Marco Cornez

Personal information
- Full name: Marco Antonio Cornez Bravo
- Date of birth: 15 October 1957
- Place of birth: Valparaíso, Chile
- Date of death: 21 May 2022 (aged 64)
- Position: Goalkeeper

Senior career*
- Years: Team / Apps / (Gls)
- 1975-1976: Palestino
- 1977: Deportes Linares
- 1978-1979: Palestino
- 1980: Magallanes
- 1981-1983: Palestino
- 1984-1985: Universidad Católica
- 1986: Palestino
- 1987-1990: Universidad Católica
- 1991-1993: Deportes Antofagasta
- 1994: Regional Atacama
- 1995: Everton
- 1996: Deportes Iquique
- 1997: Coquimbo Unido
- 1998: Palestino

International career
- 1983-1995: Chile / 22 / (0)

= Marco Cornez =

Chilean footballer (1957–2022)

Marco Antonio Cornez Bravo (15 October 1957 – 21 May 2022) was a Chilean footballer who played as a goalkeeper who for Club Deportivo Palestino, Universidad Católica, Deportes Antofagasta, Everton and Deportes Iquique, scoring 24 goals between 1975 and 1998.

Cornez was an unused reserve goalkeeper for Chile at the 1982 FIFA World Cup.

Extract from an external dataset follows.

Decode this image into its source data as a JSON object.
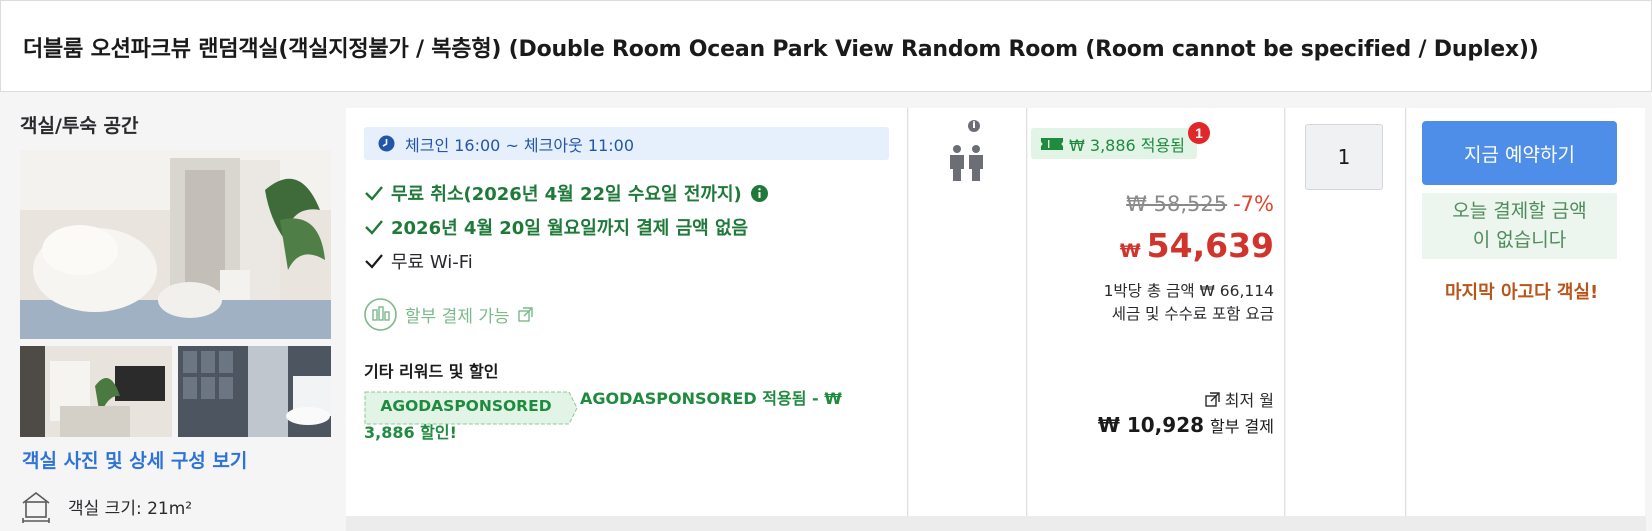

His international career lasted from 1982 to 1995, during which time he won 20 caps. At Católica, he had as teammates Juvenal Olmos, Pablo Yoma, Miguel Ángel Neira, Mario Lepe, Raimundo Tupper, Luka Tudor and Osvaldo Hurtado.

He discovered Christiane Endler.

He died on 21 May 2022 from stomach cancer that was diagnosed several months earlier.

==Personal life==
Cornez was the biological father of Nicolás Córdova.